Heaping coals of fire

. . . and by peace shall destroy many.
— Daniel 8:25 (KJV)

It happens several times a day. After asking a child to do something nicely three times (or more), I finally threaten, yell or become sarcastic.

The response: “Sheesh, OK. Why do you have to be so mean about it?”

The answer: Because being nice didn’t work.

This is true in much of life.

I spent the last several months trying to politely get someone to service our furnace. Finally, I put on my annoyed, bossy tone. I subtly threatened to blame the HVAC company should anything happen to our furnace. Lo and behold, the work order was issued; I got what I wanted.

Election season is here, and successful politicians don’t play nice. Studies show negative ads influence voters more than the positive.

There are times when diplomacy is successful. But it increasingly feels like “being nice” comes up empty.

As a youth I read Coals of Fire by Elizabeth Bauman. It is a collection of true stories, examples of peacemaking and showing love for one’s enemies. One tells of an elderly couple who awake in the middle of the night to the sounds of people walking around on their roof. They catch several men in the act of stealing their thatch roof. Instead of yelling or threatening physical violence, the woman prepares a midnight snack for the thieves. After the men shamefacedly eat her food, they silently go out and return the thatch to the roof.

Through my young years, I assumed that the thatched roof couple were angelic creatures who truly loved those bad men on the roof. They were bound to offer them food and forgiveness, because they were just that good.

Because of this, I continually missed the significance of the book’s title.

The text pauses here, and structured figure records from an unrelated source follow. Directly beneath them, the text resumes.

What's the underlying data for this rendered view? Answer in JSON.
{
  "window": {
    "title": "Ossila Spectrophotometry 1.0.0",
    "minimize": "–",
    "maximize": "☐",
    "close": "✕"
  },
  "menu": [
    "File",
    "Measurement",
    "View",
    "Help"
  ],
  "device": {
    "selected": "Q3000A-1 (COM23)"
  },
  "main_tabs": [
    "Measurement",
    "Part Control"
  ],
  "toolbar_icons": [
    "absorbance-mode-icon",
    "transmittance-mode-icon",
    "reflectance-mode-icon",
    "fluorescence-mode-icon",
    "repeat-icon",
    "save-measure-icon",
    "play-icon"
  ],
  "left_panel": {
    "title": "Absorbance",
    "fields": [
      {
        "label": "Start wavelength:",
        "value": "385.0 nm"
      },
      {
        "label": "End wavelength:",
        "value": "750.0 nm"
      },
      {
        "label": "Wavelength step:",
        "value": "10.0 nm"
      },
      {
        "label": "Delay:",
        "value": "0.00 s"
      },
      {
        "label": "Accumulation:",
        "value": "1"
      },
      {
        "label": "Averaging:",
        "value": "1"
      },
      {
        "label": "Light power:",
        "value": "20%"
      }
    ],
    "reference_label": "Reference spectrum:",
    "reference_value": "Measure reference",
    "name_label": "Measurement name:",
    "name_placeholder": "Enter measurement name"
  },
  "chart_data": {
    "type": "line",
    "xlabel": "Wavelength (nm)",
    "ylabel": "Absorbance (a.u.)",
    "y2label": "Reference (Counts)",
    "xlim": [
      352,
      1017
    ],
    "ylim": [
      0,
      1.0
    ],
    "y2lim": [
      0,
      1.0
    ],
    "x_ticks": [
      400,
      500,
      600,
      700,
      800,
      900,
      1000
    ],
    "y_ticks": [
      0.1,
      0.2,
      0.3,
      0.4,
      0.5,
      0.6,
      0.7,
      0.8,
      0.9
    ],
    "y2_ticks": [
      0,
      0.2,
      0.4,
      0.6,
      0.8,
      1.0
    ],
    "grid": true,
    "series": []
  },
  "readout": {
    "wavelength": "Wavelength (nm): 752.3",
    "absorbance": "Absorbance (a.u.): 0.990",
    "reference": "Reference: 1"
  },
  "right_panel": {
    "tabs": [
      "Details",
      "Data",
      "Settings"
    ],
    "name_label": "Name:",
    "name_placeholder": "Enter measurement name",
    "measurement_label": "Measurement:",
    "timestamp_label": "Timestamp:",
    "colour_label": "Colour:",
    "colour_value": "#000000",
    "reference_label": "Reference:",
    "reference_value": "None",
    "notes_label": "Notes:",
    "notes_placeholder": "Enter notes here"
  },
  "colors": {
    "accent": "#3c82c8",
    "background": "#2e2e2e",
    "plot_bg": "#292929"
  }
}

“Coals of fire” comes from Proverbs 25 (later quoted in Romans 12): “If your enemies are hungry, give them bread to eat; if they are thirsty, give them water to drink; for you will heap coals of fire on their heads, and the Lord will reward you.”

When I actually thought about the proverb, it seemed incongruous with the Anabaptist emphasis of loving one’s enemy for no other reason than because Jesus taught us to.

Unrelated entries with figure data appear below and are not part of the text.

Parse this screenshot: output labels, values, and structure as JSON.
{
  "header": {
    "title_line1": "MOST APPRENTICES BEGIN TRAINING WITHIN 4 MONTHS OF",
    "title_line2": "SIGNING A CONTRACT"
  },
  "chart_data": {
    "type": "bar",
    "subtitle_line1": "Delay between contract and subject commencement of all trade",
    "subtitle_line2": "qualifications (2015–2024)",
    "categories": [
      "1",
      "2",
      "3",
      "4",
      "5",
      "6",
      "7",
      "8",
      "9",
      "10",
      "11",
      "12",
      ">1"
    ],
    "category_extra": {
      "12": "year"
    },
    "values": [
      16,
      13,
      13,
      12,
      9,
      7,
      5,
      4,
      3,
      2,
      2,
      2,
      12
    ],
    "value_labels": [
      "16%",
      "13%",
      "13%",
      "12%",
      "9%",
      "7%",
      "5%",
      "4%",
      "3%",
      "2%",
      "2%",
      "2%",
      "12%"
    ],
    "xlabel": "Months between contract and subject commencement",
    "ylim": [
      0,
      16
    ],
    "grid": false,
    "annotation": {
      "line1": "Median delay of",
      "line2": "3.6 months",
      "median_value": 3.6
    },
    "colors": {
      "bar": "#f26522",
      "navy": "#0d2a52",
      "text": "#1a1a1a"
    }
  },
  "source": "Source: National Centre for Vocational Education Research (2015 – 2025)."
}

Proverbs 25 suggests that, in fact, our acts of kindness don’t have to spring from a well of genuine, inner kindness. Returning good for evil could be a strategic way to punish our enemies. Kindness can be a weapon.

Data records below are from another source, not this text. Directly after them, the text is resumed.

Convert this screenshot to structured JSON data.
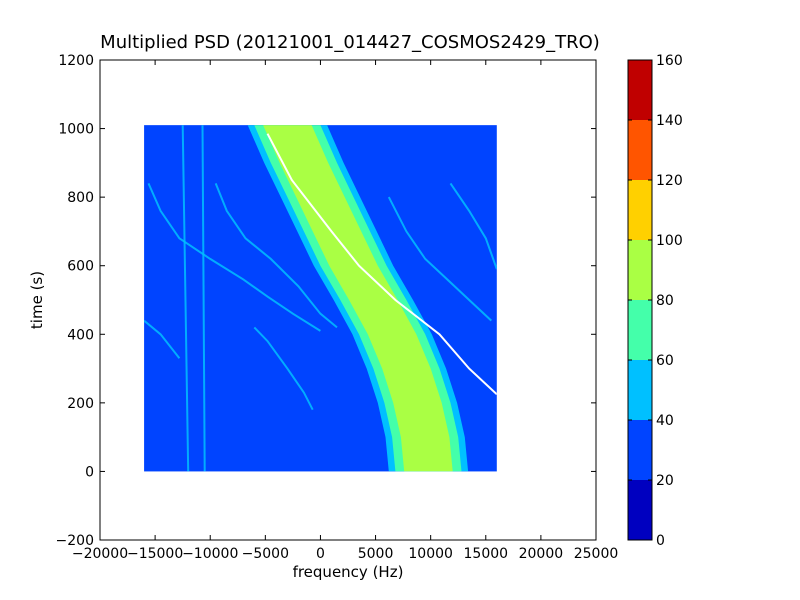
{
  "chart_data": {
    "type": "heatmap",
    "title": "Multiplied PSD (20121001_014427_COSMOS2429_TRO)",
    "xlabel": "frequency (Hz)",
    "ylabel": "time (s)",
    "xlim": [
      -20000,
      25000
    ],
    "ylim": [
      -200,
      1200
    ],
    "xticks": [
      -20000,
      -15000,
      -10000,
      -5000,
      0,
      5000,
      10000,
      15000,
      20000,
      25000
    ],
    "yticks": [
      -200,
      0,
      200,
      400,
      600,
      800,
      1000,
      1200
    ],
    "data_extent": {
      "freq": [
        -16000,
        16000
      ],
      "time": [
        0,
        1010
      ]
    },
    "background_value": 30,
    "colorbar": {
      "min": 0,
      "max": 160,
      "ticks": [
        0,
        20,
        40,
        60,
        80,
        100,
        120,
        140,
        160
      ],
      "levels": [
        {
          "from": 0,
          "to": 20,
          "color": "#0000c0"
        },
        {
          "from": 20,
          "to": 40,
          "color": "#0044ff"
        },
        {
          "from": 40,
          "to": 60,
          "color": "#00c0ff"
        },
        {
          "from": 60,
          "to": 80,
          "color": "#44ffaa"
        },
        {
          "from": 80,
          "to": 100,
          "color": "#aaff44"
        },
        {
          "from": 100,
          "to": 120,
          "color": "#ffd000"
        },
        {
          "from": 120,
          "to": 140,
          "color": "#ff5500"
        },
        {
          "from": 140,
          "to": 160,
          "color": "#c00000"
        }
      ]
    },
    "main_band": {
      "center_points": [
        {
          "time": 1010,
          "freq": -3000
        },
        {
          "time": 900,
          "freq": -1500
        },
        {
          "time": 800,
          "freq": 0
        },
        {
          "time": 700,
          "freq": 1500
        },
        {
          "time": 600,
          "freq": 3000
        },
        {
          "time": 500,
          "freq": 4800
        },
        {
          "time": 400,
          "freq": 6500
        },
        {
          "time": 300,
          "freq": 7800
        },
        {
          "time": 200,
          "freq": 8800
        },
        {
          "time": 100,
          "freq": 9500
        },
        {
          "time": 0,
          "freq": 9800
        }
      ],
      "layers": [
        {
          "halfwidth_freq": 3600,
          "value": 50
        },
        {
          "halfwidth_freq": 3000,
          "value": 70
        },
        {
          "halfwidth_freq": 2200,
          "value": 85
        }
      ]
    },
    "doppler_line": {
      "value": 160,
      "color": "#ffffff",
      "points": [
        {
          "time": 985,
          "freq": -4800
        },
        {
          "time": 850,
          "freq": -2600
        },
        {
          "time": 700,
          "freq": 1000
        },
        {
          "time": 600,
          "freq": 3500
        },
        {
          "time": 500,
          "freq": 6800
        },
        {
          "time": 400,
          "freq": 10800
        },
        {
          "time": 300,
          "freq": 13500
        },
        {
          "time": 225,
          "freq": 16000
        }
      ]
    },
    "faint_traces": [
      {
        "value": 50,
        "points": [
          {
            "time": 840,
            "freq": -15600
          },
          {
            "time": 760,
            "freq": -14500
          },
          {
            "time": 680,
            "freq": -12800
          },
          {
            "time": 620,
            "freq": -10000
          },
          {
            "time": 560,
            "freq": -7000
          },
          {
            "time": 510,
            "freq": -4800
          },
          {
            "time": 460,
            "freq": -2500
          },
          {
            "time": 410,
            "freq": 0
          }
        ]
      },
      {
        "value": 50,
        "points": [
          {
            "time": 840,
            "freq": -9500
          },
          {
            "time": 760,
            "freq": -8500
          },
          {
            "time": 680,
            "freq": -6800
          },
          {
            "time": 620,
            "freq": -4500
          },
          {
            "time": 540,
            "freq": -2000
          },
          {
            "time": 460,
            "freq": 0
          },
          {
            "time": 420,
            "freq": 1500
          }
        ]
      },
      {
        "value": 50,
        "points": [
          {
            "time": 440,
            "freq": -16000
          },
          {
            "time": 400,
            "freq": -14500
          },
          {
            "time": 330,
            "freq": -12800
          }
        ]
      },
      {
        "value": 50,
        "points": [
          {
            "time": 420,
            "freq": -6000
          },
          {
            "time": 380,
            "freq": -4800
          },
          {
            "time": 300,
            "freq": -3000
          },
          {
            "time": 230,
            "freq": -1500
          },
          {
            "time": 180,
            "freq": -700
          }
        ]
      },
      {
        "value": 50,
        "points": [
          {
            "time": 800,
            "freq": 6200
          },
          {
            "time": 700,
            "freq": 7800
          },
          {
            "time": 620,
            "freq": 9500
          },
          {
            "time": 560,
            "freq": 11500
          },
          {
            "time": 500,
            "freq": 13500
          },
          {
            "time": 440,
            "freq": 15500
          }
        ]
      },
      {
        "value": 50,
        "points": [
          {
            "time": 840,
            "freq": 11800
          },
          {
            "time": 760,
            "freq": 13500
          },
          {
            "time": 680,
            "freq": 15000
          },
          {
            "time": 590,
            "freq": 16000
          }
        ]
      },
      {
        "value": 50,
        "points": [
          {
            "time": 1010,
            "freq": -12500
          },
          {
            "time": 0,
            "freq": -12000
          }
        ]
      },
      {
        "value": 50,
        "points": [
          {
            "time": 1010,
            "freq": -10700
          },
          {
            "time": 0,
            "freq": -10500
          }
        ]
      }
    ]
  }
}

Theologian Walter Wink once explained that Jesus was in the coal-heaping business. Jesus’ turned cheek was not weakness but an act of subversive submission. When someone steals our coat, giving them our shirt as well is a calculated kindness.

In Wink’s version, the punishment of hot coals is in the form of guilt, and the goal is repentance. Our enemies are shamed by our love, which motivates them to change.

But there are other ways to view this strategy. When I explained the concept of heaping coals as a nonviolent way to deal with conflict, one person said, “so like, emotional violence instead.”

Indeed, there are manipulative ways to shovel coals. I’ve found that one effective way to get my children to do something is to start doing it myself. Instead of yelling, I heave a sigh loud enough for all to hear and commence doing the chore. When they notice me working in their place, they feel guilty and start to help. Unfortunately, in my case my sacrificial act is more passive-aggressive manipulation than kindness. But it does get results.

My daughter listened to my thoughts on coals of fire and the possible ways to interpret and use the concept. She said, “Yeah, well, that doesn’t usually work anyway. Mean people don’t change that quickly.”

Unfortunately, she’s right. Too often our enemies are able to take the heat. Sometimes the men on the roof enjoy the meal and go on their merry way, taking the thatch with them.

There are also times we are the enemy, and despite another’s mercy towards us, we remain blind to our sin.

Love is a messy business, and discerning how to put it into practice can keep you up at night. Should we focus on heaping the hot coals, the promised reward from God, or offering food and drink?

The divine qualities of love — kindness, mercy, forgiveness — are learned behaviors. Often we show love not because we want to but because we have chosen to follow the Teacher who says we must.

Sarah Kehrberg lives in the Craggy Mountains of western North Carolina with her husband and three children.